The combination of these factors—memory barrier omission and cache invalidation timing—can lead to a situation where the processor’s exception handling logic is unable to function correctly. This is why the ARMv8-M Architecture Reference Manual explicitly states that setting both BFHFNMINS and PRIS to 1 results in UNPREDICTABLE behavior. The processor’s exception handling logic is not designed to handle the conflicting requirements imposed by these bits, and the resulting behavior cannot be guaranteed.
Implementing Data Synchronization Barriers and Cache Management
To avoid the UNPREDICTABLE behavior caused by setting both BFHFNMINS and PRIS to 1, it is essential to implement proper data synchronization barriers and cache management techniques. These techniques ensure that the processor’s exception handling logic can function correctly, even in complex systems with multiple security domains.

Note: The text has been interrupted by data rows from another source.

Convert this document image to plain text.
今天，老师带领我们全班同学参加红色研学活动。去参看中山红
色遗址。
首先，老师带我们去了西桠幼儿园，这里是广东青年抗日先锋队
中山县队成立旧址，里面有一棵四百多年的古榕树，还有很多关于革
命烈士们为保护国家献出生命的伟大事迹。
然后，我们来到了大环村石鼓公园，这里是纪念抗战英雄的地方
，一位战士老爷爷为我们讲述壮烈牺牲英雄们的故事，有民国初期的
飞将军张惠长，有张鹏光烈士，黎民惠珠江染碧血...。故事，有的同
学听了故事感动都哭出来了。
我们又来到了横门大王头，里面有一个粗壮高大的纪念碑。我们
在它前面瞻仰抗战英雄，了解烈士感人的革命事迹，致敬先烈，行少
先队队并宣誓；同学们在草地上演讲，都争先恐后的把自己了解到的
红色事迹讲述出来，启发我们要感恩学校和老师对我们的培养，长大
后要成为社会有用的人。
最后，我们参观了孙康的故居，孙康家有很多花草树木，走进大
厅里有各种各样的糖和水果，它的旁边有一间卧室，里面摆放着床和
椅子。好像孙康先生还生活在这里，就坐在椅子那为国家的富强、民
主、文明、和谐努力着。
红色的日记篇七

Data Synchronization Barriers (DSB) and Data Memory Barriers (DMB) are critical for ensuring that memory operations are completed in the correct order. In a system where both BFHFNMINS and PRIS are set, it is essential to use these barriers to ensure that the processor’s exception handling logic can function correctly. For example, if a Secure exception is being handled, it is essential to ensure that all memory operations related to that exception are completed before the exception handler is invoked. This can be achieved by inserting a DSB instruction before the exception handler is invoked.

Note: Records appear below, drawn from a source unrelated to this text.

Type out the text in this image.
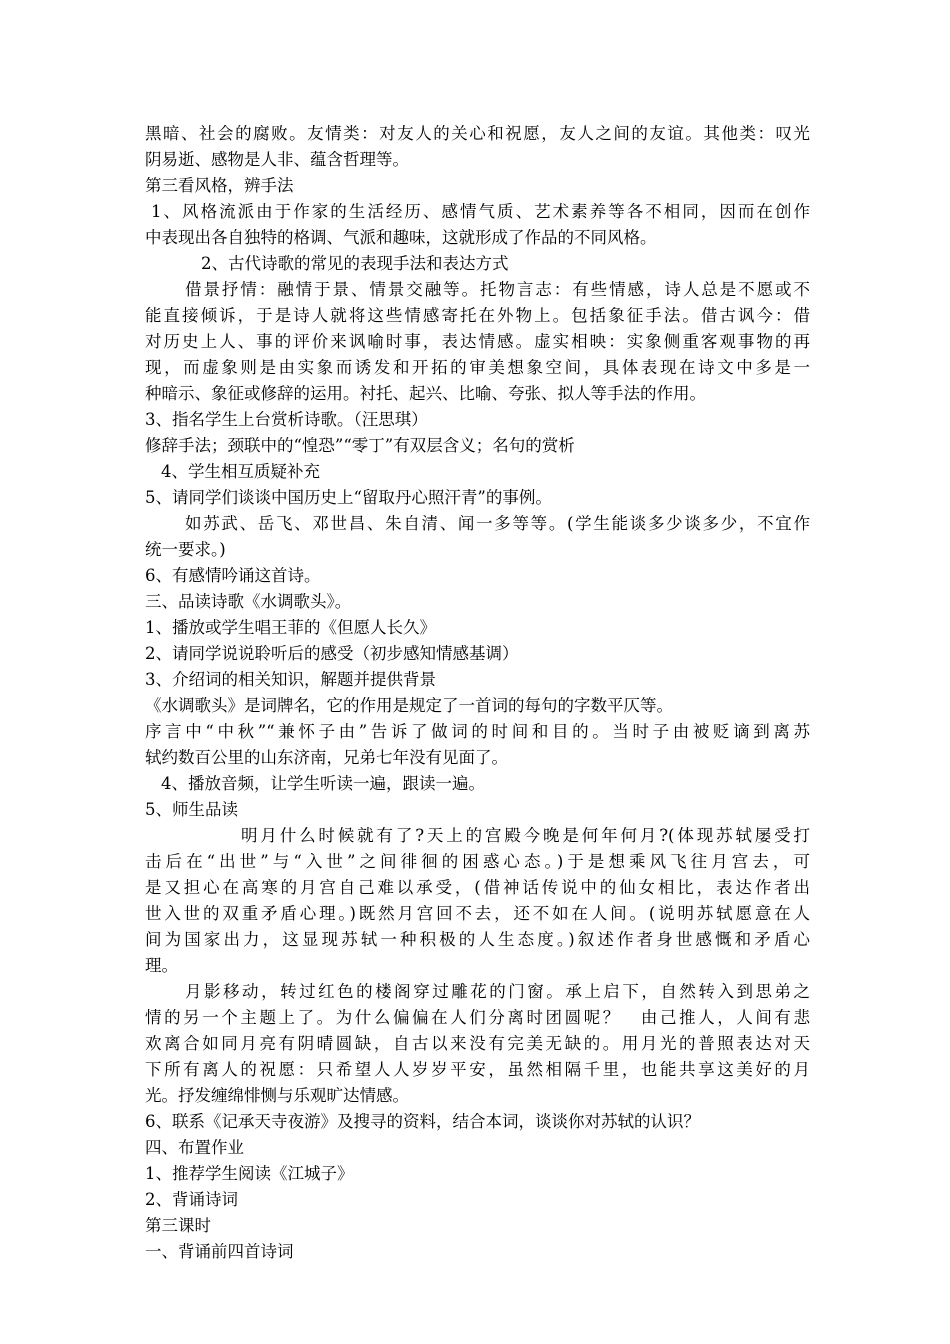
黑暗、社会的腐败。友情类：对友人的关心和祝愿，友人之间的友谊。其他类：叹光
阴易逝、感物是人非、蕴含哲理等。
第三看风格，辨手法
1、风格流派由于作家的生活经历、感情气质、艺术素养等各不相同，因而在创作
中表现出各自独特的格调、气派和趣味，这就形成了作品的不同风格。
2、古代诗歌的常见的表现手法和表达方式
借景抒情：融情于景、情景交融等。托物言志：有些情感，诗人总是不愿或不
能直接倾诉，于是诗人就将这些情感寄托在外物上。包括象征手法。借古讽今：借
对历史上人、事的评价来讽喻时事，表达情感。虚实相映：实象侧重客观事物的再
现，而虚象则是由实象而诱发和开拓的审美想象空间，具体表现在诗文中多是一
种暗示、象征或修辞的运用。衬托、起兴、比喻、夸张、拟人等手法的作用。
3、指名学生上台赏析诗歌。（汪思琪）
修辞手法；颈联中的“惶恐”“零丁”有双层含义；名句的赏析
4、学生相互质疑补充
5、请同学们谈谈中国历史上“留取丹心照汗青”的事例。
如苏武、岳飞、邓世昌、朱自清、闻一多等等。(学生能谈多少谈多少，不宜作
统一要求。)
6、有感情吟诵这首诗。
三、品读诗歌《水调歌头》。
1、播放或学生唱王菲的《但愿人长久》
2、请同学说说聆听后的感受（初步感知情感基调）
3、介绍词的相关知识，解题并提供背景
《水调歌头》是词牌名，它的作用是规定了一首词的每句的字数平仄等。
序言中“中秋”“兼怀子由”告诉了做词的时间和目的。当时子由被贬谪到离苏
轼约数百公里的山东济南，兄弟七年没有见面了。
4、播放音频，让学生听读一遍，跟读一遍。
5、师生品读
明月什么时候就有了?天上的宫殿今晚是何年何月?(体现苏轼屡受打
击后在“出世”与“入世”之间徘徊的困惑心态。)于是想乘风飞往月宫去，可
是又担心在高寒的月宫自己难以承受，(借神话传说中的仙女相比，表达作者出
世入世的双重矛盾心理。)既然月宫回不去，还不如在人间。(说明苏轼愿意在人
间为国家出力，这显现苏轼一种积极的人生态度。)叙述作者身世感慨和矛盾心
理。
月影移动，转过红色的楼阁穿过雕花的门窗。承上启下，自然转入到思弟之
情的另一个主题上了。为什么偏偏在人们分离时团圆呢？　由己推人，人间有悲
欢离合如同月亮有阴晴圆缺，自古以来没有完美无缺的。用月光的普照表达对天
下所有离人的祝愿：只希望人人岁岁平安，虽然相隔千里，也能共享这美好的月
光。抒发缠绵悱恻与乐观旷达情感。
6、联系《记承天寺夜游》及搜寻的资料，结合本词，谈谈你对苏轼的认识？
四、布置作业
1、推荐学生阅读《江城子》
2、背诵诗词
第三课时
一、背诵前四首诗词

Cache management is another critical aspect of ensuring correct exception handling. In a TrustZone-enabled system, the cache must be managed carefully to ensure that Secure and Non-secure data do not interfere with each other. This can be achieved by invalidating the cache at the correct time, ensuring that the processor is always using the most up-to-date data. For example, if a Secure exception is being handled, it is essential to ensure that the cache is invalidated before the exception handler is invoked. This can be achieved by using the Invalidate Data Cache (IDC) instruction.
In addition to these techniques, it is also essential to carefully manage the priority of exceptions. In a system where both BFHFNMINS and PRIS are set, it is essential to ensure that Secure exceptions are always prioritized over Non-secure exceptions. This can be achieved by carefully configuring the priority of exceptions in the Nested Vectored Interrupt Controller (NVIC). For example, if a Secure exception is being handled, it is essential to ensure that its priority is higher than that of any Non-secure exception. This can be achieved by setting the priority of the Secure exception to a higher value in the NVIC.
By implementing these techniques, it is possible to avoid the UNPREDICTABLE behavior caused by setting both BFHFNMINS and PRIS to 1. These techniques ensure that the processor’s exception handling logic can function correctly, even in complex systems with multiple security domains. However, it is important to note that these techniques are not a substitute for careful system design. In a system where both BFHFNMINS and PRIS are set, it is essential to carefully consider the implications of these settings and ensure that the system is designed to handle the resulting behavior.
In conclusion, the UNPREDICTABLE behavior caused by setting both BFHFNMINS and PRIS to 1 in the ARM Cortex-M4 AIRCR register is a result of the conflicting roles these bits play in the exception handling mechanism. To avoid this behavior, it is essential to implement proper data synchronization barriers and cache management techniques, as well as carefully manage the priority of exceptions. By doing so, it is possible to ensure that the processor’s exception handling logic can function correctly, even in complex systems with multiple security domains.